O próprio espaço em frente aos humanos se distorceu até que adquiriu a forma de uma zadkeun. Não havia nada de diferente na aparência dela, mas Douglas e Ana podiam sentir a força de sua presença.
—Vocês não são visitantes comuns — Disse a deusa inseto. Ela então materializou cadeiras —Vamos, sentem-se, vencedores do Jogo Sagrado!
—Valeu, — Disse Ana se sentando — Mas eu acabei não conseguindo vencer. Éramos três, mas só o Douglas aqui derrotou o inimigo.
—Impressionante! — Comentou Bzotak — Mas eu não percebo essência divina em você, Douglas. O que foi que você pediu? Que tipo de mundo foi criado pelo seu desejo?
Douglas deu de ombros.
—Nenhum. Eu só pedi pra que as coisas voltassem ao normal.
Bzotak gargalhou.
—Então você é aquele tipo de heroi certinho que só faz o bem sem esperar uma recompensa? Ah, que patético!
—Você cala sua boca! —Bravejou Ana, se levantando —Você não sabe o que ele passou!
—Deixa, Ana. Tá tudo bem. —Douglas tentou acalmar a amiga e deu um leve puxão em sua roupa pra ela voltar a se sentar —A gente já devia esperar algo assim dessa entidade, considerando as coisas que seus seguidores fazem.
Bzotak deu um risinho.
—Eu tô curioso: — Douglas continuou — Se você é uma deusa, por que deixou seu povo ser dominado pelos torum?
Bzotak riu mais uma vez.
—Ai, ai, você é muito divertido, primata. — Disse a inseto. — Os toruns nunca dominaram os zadkeuns. O que aconteceu foi uma simples troca: Nós os fornecemos Cthugas e em troca eles nos presenteiam com seus prisioneiros.
Silêncio. Douglas e Ana se seguraram para não perder a calma.
—Você criou os Cthugas? —Perguntou o rapaz, sério.
—Mas é claro! E como eu amo essas máquinas de destruição! Acho que mais até que os próprios zadkeuns!
—Você não é uma deusa, é um monstro! — Indignou-se Ana.
—Ah, por favor, querida! Eu sou uma deusa, os seres do plano mortal existem pra me servir! Todos não passam de brinquedos pro meu entretenimento!
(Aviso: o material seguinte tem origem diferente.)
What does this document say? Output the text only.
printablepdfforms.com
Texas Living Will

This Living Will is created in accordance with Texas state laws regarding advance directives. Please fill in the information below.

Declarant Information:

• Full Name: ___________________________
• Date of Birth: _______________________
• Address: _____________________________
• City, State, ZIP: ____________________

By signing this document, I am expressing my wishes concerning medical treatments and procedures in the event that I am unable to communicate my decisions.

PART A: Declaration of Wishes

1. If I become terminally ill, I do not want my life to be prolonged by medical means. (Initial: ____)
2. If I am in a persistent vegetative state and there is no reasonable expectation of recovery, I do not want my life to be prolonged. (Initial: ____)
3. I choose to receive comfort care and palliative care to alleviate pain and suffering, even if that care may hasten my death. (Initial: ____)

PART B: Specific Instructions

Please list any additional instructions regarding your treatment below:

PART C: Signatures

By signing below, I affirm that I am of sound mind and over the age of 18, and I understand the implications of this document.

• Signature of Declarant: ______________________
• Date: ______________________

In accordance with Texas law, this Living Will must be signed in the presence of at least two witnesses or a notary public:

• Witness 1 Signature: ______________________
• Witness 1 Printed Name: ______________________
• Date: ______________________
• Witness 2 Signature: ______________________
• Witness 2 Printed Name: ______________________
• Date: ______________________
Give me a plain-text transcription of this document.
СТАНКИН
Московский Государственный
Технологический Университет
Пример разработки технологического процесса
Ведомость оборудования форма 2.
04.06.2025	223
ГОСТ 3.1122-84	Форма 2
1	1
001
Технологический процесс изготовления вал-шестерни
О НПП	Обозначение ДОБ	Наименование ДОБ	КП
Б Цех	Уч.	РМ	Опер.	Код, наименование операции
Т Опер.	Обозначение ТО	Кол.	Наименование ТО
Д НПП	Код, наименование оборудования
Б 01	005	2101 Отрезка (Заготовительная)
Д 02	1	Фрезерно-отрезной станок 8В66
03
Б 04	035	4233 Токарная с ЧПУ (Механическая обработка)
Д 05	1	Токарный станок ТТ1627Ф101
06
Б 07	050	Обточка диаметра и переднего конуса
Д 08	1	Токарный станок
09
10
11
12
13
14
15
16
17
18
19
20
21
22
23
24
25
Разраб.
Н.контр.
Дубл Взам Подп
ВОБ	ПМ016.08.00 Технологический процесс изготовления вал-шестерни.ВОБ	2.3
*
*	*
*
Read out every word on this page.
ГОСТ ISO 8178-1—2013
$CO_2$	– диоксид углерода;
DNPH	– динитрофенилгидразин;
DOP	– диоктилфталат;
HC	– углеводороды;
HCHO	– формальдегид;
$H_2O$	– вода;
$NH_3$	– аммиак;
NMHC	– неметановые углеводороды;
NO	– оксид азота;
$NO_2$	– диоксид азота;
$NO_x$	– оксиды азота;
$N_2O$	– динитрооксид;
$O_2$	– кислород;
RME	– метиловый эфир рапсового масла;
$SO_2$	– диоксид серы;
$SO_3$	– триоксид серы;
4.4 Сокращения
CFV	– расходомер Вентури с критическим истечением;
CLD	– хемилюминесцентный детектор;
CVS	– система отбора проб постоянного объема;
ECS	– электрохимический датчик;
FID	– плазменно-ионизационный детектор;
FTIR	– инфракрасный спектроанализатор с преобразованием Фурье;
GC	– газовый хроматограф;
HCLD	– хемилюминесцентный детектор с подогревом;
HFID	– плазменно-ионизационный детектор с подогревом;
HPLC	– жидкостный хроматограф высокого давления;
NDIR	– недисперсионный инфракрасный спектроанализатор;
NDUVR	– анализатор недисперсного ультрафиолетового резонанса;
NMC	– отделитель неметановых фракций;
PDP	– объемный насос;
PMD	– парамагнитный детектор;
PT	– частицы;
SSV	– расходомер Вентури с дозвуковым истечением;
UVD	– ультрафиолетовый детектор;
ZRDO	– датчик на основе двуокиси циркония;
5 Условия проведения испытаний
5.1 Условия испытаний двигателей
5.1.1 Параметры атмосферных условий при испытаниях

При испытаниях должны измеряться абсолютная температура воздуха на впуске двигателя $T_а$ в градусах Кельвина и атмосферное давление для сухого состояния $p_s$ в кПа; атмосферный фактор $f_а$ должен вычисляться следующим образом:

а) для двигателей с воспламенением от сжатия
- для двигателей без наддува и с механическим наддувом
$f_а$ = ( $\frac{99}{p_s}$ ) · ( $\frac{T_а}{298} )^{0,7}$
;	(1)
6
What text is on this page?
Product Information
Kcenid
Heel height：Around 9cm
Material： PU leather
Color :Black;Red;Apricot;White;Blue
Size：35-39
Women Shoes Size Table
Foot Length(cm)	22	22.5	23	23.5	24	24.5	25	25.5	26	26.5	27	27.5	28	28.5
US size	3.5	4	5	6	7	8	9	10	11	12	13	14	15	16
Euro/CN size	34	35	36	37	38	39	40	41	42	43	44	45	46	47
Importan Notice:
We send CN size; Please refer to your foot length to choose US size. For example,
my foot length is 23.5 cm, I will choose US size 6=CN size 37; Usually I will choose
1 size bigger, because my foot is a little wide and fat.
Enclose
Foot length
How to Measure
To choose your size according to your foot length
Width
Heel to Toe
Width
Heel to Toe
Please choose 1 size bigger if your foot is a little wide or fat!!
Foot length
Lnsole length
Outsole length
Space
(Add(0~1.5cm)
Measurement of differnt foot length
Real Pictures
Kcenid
—Já chega! —Com esse grito, Ana ativou seu relógio conectado à sua alma e se transformou em Madre-Ax, avançando contra Bzotak.
—Mas que interessante! —Comentou Bzotak se esquivando das machadadas da heroina.
Bzotak se esquivou mais uma vez, se posicionando atrás de Madre-Ax e acertando ela pelas costas com dois tegatanas do mesmo lado do corpo.
—Só vai ficar olhando? — A deusa provocou Douglas —Não vai ajudar a sua amiga?
Douglas grunhiu e se transformou em Semreh Magnus, avançando contra Bzotak com sua mão incendiada.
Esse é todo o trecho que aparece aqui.